Este item que você cita abaixo já foi alterado faz tempo, a mudança deste item saiu publicado no caderno que

a ABQM vende no Congresso com a ordem de entrada dos animais,não me lembro o ano, é só consultar o Xavier no

dep. de Esporte que ele irá lhe informar com precisão a data que foi alterado.

Abçs. Neder
18/12/2009
Thomas Souza

Oi Neder!



Tudo bom. Vamos entao ao regulamento:



Artigo 56 – Nenhum competidor com 18 ANOS OU MENOS pode ser amarrado ou preso com cinto ou outro material qualquer na sela, inclusive tiras de borracha nos pés, por qualquer motivo, durante a competição.

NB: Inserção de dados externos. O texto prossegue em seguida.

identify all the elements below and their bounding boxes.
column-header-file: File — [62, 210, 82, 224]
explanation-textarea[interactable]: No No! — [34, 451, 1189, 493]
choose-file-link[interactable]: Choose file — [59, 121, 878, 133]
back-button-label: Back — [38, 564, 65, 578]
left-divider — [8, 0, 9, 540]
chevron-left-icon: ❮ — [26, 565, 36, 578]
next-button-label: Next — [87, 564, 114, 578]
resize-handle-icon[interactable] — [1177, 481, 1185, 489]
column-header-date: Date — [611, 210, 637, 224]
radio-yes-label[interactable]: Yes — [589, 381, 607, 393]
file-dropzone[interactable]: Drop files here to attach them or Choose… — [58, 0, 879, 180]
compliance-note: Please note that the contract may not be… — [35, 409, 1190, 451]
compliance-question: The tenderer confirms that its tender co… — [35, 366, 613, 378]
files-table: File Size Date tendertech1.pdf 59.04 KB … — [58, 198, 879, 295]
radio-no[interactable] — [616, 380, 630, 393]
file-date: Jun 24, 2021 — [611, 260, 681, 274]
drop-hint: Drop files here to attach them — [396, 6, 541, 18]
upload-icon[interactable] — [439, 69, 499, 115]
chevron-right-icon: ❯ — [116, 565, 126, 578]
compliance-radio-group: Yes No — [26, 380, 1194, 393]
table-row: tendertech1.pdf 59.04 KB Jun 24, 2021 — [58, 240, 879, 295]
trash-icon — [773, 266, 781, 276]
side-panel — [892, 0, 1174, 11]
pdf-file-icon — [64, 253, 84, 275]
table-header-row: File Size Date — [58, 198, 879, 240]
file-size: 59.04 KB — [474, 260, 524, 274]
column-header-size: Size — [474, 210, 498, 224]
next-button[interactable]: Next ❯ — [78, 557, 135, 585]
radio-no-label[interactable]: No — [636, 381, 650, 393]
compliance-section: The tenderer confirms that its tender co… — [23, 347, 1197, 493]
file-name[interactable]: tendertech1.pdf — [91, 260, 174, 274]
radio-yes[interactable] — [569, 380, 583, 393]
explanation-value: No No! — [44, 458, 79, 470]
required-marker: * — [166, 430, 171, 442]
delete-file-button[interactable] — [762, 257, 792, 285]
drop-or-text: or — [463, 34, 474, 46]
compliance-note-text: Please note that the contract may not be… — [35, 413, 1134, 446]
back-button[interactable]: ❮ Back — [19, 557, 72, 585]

Em outras palavras voce e eu estamos certos. Quem tem menos de 18 anos nao pode e quem tem mais de 18 anos pode.



Acho que esse item do regulamento poderia ser re-pensado, excluindo o "inclusive tiras de borracha nos pes" e podendo deixar o resto como esta.



Vamos falando!



Abs







18/12/2009
Jose´Ricardo Neder

Bom dia Thomas,

Esticve lendo seu comentário a respeito das provas nos Estados Unidos, com certeza essa prova não é oficializada pela AQUA

pois nos Juizes seguimos o regulamento da ABQM, e esta de prender o pé no estribo não é coisa de Juiz, procure se informar,

pois est´no regulamento da ABQM. E nos mais um Feliz Natal e um Ano de muitas Felicidades a Todos.

Abçs. Neder
17/12/2009
Thomas Souza

Sobre o trator na pista eu concordo 100% que nao daria para ficar na area de chegada como nos EUA exatemente pela voltinha que muitos dao.



Mas eu acho que em algumas pistas (Avare, Bauru, FNSL, Rafaela, Ronildo etc) daria sim para colocar eles no canto do fundo da pista. Poderia ser feito um pequeno brete para eles.



Vamos falando!



17/12/2009
opiniao - EUA/BRA

Tem alguns pontos que eu concordo com voce, mas tem alguns pontos que aqui no Brasil nao tem como fazer.

Isso ai do juiz, eu ja vi prova com 2 juizes, um homologado pela abqm que cuida da inspeção na saida do animal e outro que fica olhando a prova que faz o "papel" do juiz americano.

A parte dos tratores na pista, com as pistas aqui do Brasil eu acho muito difícil fazer. La nos EUA eles fazem isso porque eles tem aquele corredor no partidor onde fica a fotocelula, entao fica muito mais dificil o cavalo se chocar com os tratores, ja aqui nao tem isso, é a porteira e a pista aberta, a maioria dos competidores para ou na cerca em uma reta com o tambor ou fazendo uma "voltinha" no canto da pista (onde ficariam os tratores).